You can find 1 different repair/service/workshop manuals for the Chrysler Town and Country on this page that are in the PDF format, totally free of charge.
The years available stretch from 1999 through to 1999 and to view the manual you just click the name.
About The Chrysler Town and Country
The first Town and Country minivan to be produced by Chrysler hit the roads in 1990.
It was brought in to replace the station wagon version of the car by the same name which had fallen out of style.
Chrysler wanted to take advantage of the recent boom in minivan sales as did many other American automakers and used this already existing nameplate.
It was eventually replaced by the Pacifica, a minivan that bore a lot of resemblance to a crossover SUV, a type of car that has become a lot more popular over the last two decades.
The Pacifica took over from the Town and Country in 2016, it also led to the retirement of the Dodge Caravan and Grand Caravan from its sister company in the following years too.
For the first three generations, the Town and Country were produced in the United States (Missouri) but when the car entered its fourth generation production was moved to Taiwan and Canada.
First Generation Town and Country
The original models of the car were introduced using the S platform that was shared with the Dodge Caravan and Plymouth Voyager.
This use of the S platform would only last for one model year before it was redesigned and the minivan would then move onto another.
Second Generation Town and Country
For the 1991 model year, the second-generation Town and Country was built on a new AS platform derived from the K platform.
Buyers had the choice of one of two engines (both being V6s) fed through a 4-speed automatic transmission.
It had the engine in the front driving the front wheels or all four wheels if the customer decided to upgrade to that drivetrain.
Inside the car were leather seats and a woodgrain dashboard with a premium sound system available as standard.
Third Generation Town and Country
In 1996 the new third-generation model entered showrooms and again the platform had changed to the NS which featured many firsts for the auto industry.
These new Town and Country models had a driver’s side sliding door and a seat management system called Easy Out Roller Seats that allowed massive customization.
Buyers could choose a short-wheelbase version of the minivan for the first time that was roughly 5-inches shorter.

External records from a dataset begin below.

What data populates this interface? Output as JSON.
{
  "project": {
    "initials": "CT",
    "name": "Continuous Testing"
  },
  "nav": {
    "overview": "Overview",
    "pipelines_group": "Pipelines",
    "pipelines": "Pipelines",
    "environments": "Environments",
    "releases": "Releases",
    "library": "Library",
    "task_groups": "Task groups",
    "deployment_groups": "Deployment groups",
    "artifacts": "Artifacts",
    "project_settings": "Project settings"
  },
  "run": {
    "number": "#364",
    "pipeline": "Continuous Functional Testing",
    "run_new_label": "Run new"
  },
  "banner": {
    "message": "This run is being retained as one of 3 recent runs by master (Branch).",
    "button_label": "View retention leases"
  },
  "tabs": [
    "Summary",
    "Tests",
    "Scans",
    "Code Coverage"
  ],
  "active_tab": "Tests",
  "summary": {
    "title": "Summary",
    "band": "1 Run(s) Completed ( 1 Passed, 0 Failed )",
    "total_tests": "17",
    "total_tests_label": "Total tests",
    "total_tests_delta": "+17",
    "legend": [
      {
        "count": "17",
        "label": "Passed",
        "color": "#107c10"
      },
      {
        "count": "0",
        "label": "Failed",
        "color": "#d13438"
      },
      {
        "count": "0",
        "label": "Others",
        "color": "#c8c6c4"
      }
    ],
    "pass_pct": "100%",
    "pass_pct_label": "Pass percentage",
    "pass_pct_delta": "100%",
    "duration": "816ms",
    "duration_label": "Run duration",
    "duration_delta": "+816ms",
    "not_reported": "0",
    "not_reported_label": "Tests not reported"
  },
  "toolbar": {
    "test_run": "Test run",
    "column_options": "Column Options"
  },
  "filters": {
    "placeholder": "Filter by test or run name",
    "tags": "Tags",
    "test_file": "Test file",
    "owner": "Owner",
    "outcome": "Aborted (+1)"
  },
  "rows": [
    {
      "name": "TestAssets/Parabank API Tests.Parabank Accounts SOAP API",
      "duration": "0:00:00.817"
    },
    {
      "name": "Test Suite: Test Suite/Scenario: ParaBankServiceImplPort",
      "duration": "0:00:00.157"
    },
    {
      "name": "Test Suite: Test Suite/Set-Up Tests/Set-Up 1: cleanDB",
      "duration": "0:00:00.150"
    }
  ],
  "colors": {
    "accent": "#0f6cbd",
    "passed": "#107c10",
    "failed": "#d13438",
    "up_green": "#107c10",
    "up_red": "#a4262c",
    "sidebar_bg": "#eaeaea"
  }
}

Engine and transmission options were exactly the same as before but with improved power output and fuel economy.
Fourth Generation Town and Country
2001 spelled the year for the introduction of the fifth-generation Town and Country, with the short-wheelbase version being split off into its own nameplate, the Voyager.
Chrysler chucked a lot more of the safety features into the car as standard options to help improve the fire safety score.
It only helped marginally as the scores were zero out of 5 stars for pedestrians, 1.5 out of 5 stars for children occupants but 4 out of 5 stars for adult occupants.
Engine and transmission options stayed the same once again but with slight improvements to them.
Fifth Generation Town and Country
The final generation of the Town and Country came in during the 2008 model year, a difficult time for the auto industry.
It was only available as a long-wheelbase and was packed full of features to help it compete against the mass of minivans coming in from Japanese manufacturers.
Chrylser exported this model across the world under various names such as Chrysler Grand Voyager and as the Lancia Voyager.
The company also expanded out the engine choices for the first time to include a diesel option for several markets (such as Europe).
A 6-speed automatic transmission was added to the order sheet for the first time also but no four-wheel-drive option was offered.
Safety was massively improved with the 2010 model scoring a near-perfect score with NHTSA, falling over with 4 out of 5 stars for rollover only.